I have enough trouble carrying a cord of wood into the house from the car, while these gogos are moving around the countryside with logs and knives. Then changing clothes and heading into the valley under their umbrellas to drink tea and listen to the radio with their friends.
I salute the fortitude of these gogos. I admire the fabulous fabric of their pinafores. And I kept wondering what made them walk through the heat, up and down those hills, on the day that I visited. Why were the gogos so keen to get together in that community hall?
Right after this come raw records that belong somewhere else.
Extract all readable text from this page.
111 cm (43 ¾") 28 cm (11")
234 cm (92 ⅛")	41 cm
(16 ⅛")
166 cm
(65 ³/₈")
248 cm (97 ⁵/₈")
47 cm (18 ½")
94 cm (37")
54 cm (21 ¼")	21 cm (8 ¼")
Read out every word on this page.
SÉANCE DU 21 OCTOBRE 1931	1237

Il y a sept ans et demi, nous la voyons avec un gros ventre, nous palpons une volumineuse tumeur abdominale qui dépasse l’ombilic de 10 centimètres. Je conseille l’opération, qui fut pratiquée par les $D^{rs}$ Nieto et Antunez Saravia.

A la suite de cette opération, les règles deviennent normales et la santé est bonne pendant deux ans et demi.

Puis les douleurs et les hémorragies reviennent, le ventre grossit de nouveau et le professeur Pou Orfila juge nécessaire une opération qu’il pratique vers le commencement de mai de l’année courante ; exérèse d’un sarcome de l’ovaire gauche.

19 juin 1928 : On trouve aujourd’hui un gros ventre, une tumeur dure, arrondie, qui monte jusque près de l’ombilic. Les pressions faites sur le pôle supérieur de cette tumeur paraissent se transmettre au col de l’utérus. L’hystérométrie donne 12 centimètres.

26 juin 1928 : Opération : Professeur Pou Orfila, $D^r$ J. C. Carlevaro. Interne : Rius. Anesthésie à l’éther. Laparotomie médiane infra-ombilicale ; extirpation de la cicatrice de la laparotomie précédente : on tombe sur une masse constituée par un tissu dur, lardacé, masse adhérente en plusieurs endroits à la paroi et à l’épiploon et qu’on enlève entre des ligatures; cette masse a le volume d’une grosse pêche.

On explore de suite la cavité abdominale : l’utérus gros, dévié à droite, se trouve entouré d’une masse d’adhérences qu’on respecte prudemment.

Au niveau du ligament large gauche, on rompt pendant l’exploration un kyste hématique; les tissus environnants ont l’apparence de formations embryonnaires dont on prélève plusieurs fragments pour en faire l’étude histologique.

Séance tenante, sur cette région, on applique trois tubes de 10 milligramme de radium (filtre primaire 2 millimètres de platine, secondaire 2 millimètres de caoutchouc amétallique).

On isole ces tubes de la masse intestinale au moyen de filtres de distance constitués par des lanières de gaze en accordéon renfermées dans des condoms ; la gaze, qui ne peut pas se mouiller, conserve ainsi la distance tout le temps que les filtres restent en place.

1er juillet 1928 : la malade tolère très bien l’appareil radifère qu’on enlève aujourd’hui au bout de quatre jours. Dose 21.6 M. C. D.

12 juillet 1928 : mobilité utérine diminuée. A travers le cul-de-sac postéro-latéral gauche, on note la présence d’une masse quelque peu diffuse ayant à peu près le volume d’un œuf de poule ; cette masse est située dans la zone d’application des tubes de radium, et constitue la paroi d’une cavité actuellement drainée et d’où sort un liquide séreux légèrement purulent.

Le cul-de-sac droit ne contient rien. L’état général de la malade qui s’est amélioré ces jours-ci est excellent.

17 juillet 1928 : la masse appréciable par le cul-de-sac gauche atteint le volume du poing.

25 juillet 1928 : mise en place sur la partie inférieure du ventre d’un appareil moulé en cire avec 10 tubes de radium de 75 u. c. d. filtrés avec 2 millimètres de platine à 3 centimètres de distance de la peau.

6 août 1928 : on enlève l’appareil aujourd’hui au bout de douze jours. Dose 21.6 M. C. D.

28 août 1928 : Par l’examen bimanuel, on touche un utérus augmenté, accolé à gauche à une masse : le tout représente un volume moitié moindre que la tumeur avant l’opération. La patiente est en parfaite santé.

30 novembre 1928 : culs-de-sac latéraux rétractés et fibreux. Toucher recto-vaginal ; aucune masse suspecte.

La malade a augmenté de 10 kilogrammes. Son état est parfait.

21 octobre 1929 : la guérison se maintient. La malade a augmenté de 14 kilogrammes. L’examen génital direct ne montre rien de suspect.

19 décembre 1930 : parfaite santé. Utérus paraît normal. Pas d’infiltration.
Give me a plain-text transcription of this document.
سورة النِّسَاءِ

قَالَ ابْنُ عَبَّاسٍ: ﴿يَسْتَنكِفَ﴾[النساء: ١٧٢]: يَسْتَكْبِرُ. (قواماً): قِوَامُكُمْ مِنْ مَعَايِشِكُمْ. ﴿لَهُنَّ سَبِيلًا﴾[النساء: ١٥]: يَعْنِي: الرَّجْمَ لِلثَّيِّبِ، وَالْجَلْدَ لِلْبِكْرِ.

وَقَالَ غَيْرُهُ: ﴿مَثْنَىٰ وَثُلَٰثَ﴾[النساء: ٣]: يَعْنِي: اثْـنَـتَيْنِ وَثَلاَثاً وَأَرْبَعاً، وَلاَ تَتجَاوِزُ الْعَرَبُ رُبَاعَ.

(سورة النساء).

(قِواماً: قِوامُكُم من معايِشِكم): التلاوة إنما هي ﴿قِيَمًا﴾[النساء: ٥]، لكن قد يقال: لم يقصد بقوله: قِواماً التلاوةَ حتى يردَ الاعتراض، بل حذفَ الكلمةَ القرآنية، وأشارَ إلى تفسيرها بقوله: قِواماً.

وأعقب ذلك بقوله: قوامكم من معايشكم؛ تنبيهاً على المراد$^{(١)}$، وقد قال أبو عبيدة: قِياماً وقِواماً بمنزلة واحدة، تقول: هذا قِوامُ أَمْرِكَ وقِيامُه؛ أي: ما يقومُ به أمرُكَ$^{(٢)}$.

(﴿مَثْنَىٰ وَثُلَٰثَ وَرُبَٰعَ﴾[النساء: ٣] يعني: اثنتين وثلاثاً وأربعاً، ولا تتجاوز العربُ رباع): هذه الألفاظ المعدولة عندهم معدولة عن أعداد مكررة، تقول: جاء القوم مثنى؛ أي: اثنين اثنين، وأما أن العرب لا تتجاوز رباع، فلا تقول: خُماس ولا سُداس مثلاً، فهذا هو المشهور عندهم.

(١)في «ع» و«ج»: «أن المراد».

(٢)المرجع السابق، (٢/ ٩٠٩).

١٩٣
They told me that they came to talk about their personal problems. The facilitator of the gogos’ support group, Jane Nxasana, helped found this community development organization 15 years ago, when HIV and AIDS were raging through the Ofafa Valley, claiming lives and leaving orphans for gogos to care for. Jane volunteered at first and now works as a Manager and Home Based Care Co-ordinator.
The name of the group is Woza Moya. Woza is Zulu for come and Moya is a word with many meanings: wind, air, breath, spirit. So it’s an expression that beckons the spirit. Jane showed me these guidelines that are used in running the monthly support group meetings.
This approach to sharing problems is a mix of a traditional African circle with the mindfulness practice that many in the community have learned from the nearby Buddhist Retreat Centre which launched Woza Moya. The gogos sit in a circle, a source of energy and wisdom that represents completeness, and open themselves to reflection.
“Woza Moya is a women-led organisation, with Sue, Jane and Benedicta at the helm. Maybe this has led to our culture of reflection, mindfulness and Ubuntu. Reflective practice is done in various forms at regular intervals at all levels within the organisation. Two researchers in psychology and health care communication visited Woza Moya. Dr Neil Prose from Duke University Medical Center in the US and Dr Thirusha Naidu from the University of KwaZulu-Natal came to Woza Moya to understand more about our reflective practices, the check-in circle that we do every morning before we begin work, and also our regular support groups. Drs Prose and Naidu believe that this unique Woza Moya approach is a big reason why so many of our care workers are able to accomplish so much in the community and to remain working at Woza Moya for such a long time.”
“Ubuntu” is an African concept of human kindness, from the word in many Bantu languages for “person”. It is often translated by the saying: “A person is a person because of other people.”
These gogos taught me that gogos are gogos because of other gogos. I saw them emerge from their meeting looking happy, calm – and pleased to have had a (free) meal together. Then the gogos walked home.
Check out this video shot featuring the “Sock Monkeys” that these gogos make by hand in one of Woza Moya’s community projects.
Gogos in Africa are not the only ones who feel marginalised by growing old in rural areas. See this comment from an older UK resident who complained about the “distinctly urban feel” of most information about aging.
“Aging in rural and provincial Britain poses very different challenges (isolation, transportation and lack of public services amongst them) and it is important these challenges are also recorded and addressed.”
– Nesta innovation charity site, UK
It seems that, wherever you are in the world, there are challenges to growing old in the countryside. My view, after visiting the gogos of Ofafa, is that “It’s hard out here for a gogo!”
(The phrase “It’s hard out here” is from the Hip-Hop song “It’s Hard out Here for a Pimp”, by Three 6 Mafia which won an Oscar in 2006 for Best Original Song in the film, Hustle and Flow. English pop star Lily Allen’s hit, “Hard out Here” is a feminist critique of the entertainment industry.)